Propensity analysis and adjusted outcomes by cohorts of timing of DSWI diagnosis
Given the significant differences in baseline characteristics between the early and late diagnosis groups, five baseline variables were used to create a logistic regression model for selection to an early or late diagnosis of DSWI. Figure 3 shows the results of the logistic regression model predicting selection to the early or late diagnosis of DSWI group. Those more likely to be in the early diagnosis group were those with positive wound cultures (odds ratio 0.06, 95% CI 0.01-0.69, p=0.24) and those more likely to be in the late diagnosis group were females (OR 8.75, 95% CI 2.0-38.4, p=0.004) and those requiring urgent DSWI procedures (OR 9.25, 95% CI 1.86-45.9, p=0.007). The area under the receiver operator curve (c-statistic) was 0.84 and the Hosmer-Lemeshow goodness-of-fit test was not statistically significant (p=0.62), suggesting good model discrimination and limited collinearity and interactions (Supplemental Figure 1) .
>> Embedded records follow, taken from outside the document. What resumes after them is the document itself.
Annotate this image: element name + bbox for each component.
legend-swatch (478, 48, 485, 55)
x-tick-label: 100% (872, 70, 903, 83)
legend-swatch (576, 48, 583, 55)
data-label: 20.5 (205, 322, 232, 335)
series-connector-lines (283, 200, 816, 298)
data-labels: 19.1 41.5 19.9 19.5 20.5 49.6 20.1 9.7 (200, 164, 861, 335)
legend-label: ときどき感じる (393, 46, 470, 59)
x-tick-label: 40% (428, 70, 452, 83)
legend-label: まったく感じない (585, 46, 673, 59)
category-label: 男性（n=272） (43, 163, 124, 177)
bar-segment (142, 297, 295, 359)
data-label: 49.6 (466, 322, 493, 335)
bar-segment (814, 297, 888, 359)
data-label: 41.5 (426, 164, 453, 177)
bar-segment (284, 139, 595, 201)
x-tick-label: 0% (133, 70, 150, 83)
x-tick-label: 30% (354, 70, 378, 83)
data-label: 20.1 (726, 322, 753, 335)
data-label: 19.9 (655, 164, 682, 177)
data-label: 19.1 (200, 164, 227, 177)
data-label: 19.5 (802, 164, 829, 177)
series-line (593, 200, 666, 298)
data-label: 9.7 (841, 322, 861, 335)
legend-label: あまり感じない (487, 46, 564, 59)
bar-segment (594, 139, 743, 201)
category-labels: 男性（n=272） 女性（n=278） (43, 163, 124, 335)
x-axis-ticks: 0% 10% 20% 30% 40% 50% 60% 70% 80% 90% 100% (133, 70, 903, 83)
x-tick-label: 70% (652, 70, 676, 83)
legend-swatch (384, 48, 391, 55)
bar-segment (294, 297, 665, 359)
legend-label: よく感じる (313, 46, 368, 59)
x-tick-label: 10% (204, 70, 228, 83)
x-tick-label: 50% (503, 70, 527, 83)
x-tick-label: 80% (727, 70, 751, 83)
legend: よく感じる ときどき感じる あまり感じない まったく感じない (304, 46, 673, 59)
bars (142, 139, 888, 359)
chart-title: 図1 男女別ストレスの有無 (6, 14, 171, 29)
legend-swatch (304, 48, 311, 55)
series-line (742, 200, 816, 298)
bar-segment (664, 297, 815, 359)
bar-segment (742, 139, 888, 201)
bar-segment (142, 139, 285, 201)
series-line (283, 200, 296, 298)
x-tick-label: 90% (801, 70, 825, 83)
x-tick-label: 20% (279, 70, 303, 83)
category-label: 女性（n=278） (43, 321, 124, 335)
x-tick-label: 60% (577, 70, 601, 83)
Propensity score adjusted multivariable Cox proportional hazard regression outcomes for mortality are shown in Figure 4 . Early diagnosis of DSWI and initial attempted medical management were both strongly associated with increased mortality (hazard ratio 7.48, 95% CI 1.38-40.4, p=0.019 and hazard ratio 7.76, 95% CI 1.67-35.9, p=0.009, respectively). This was independent of initial operation (flap or negative pressure wound therapy) or whether any flap was eventually performed.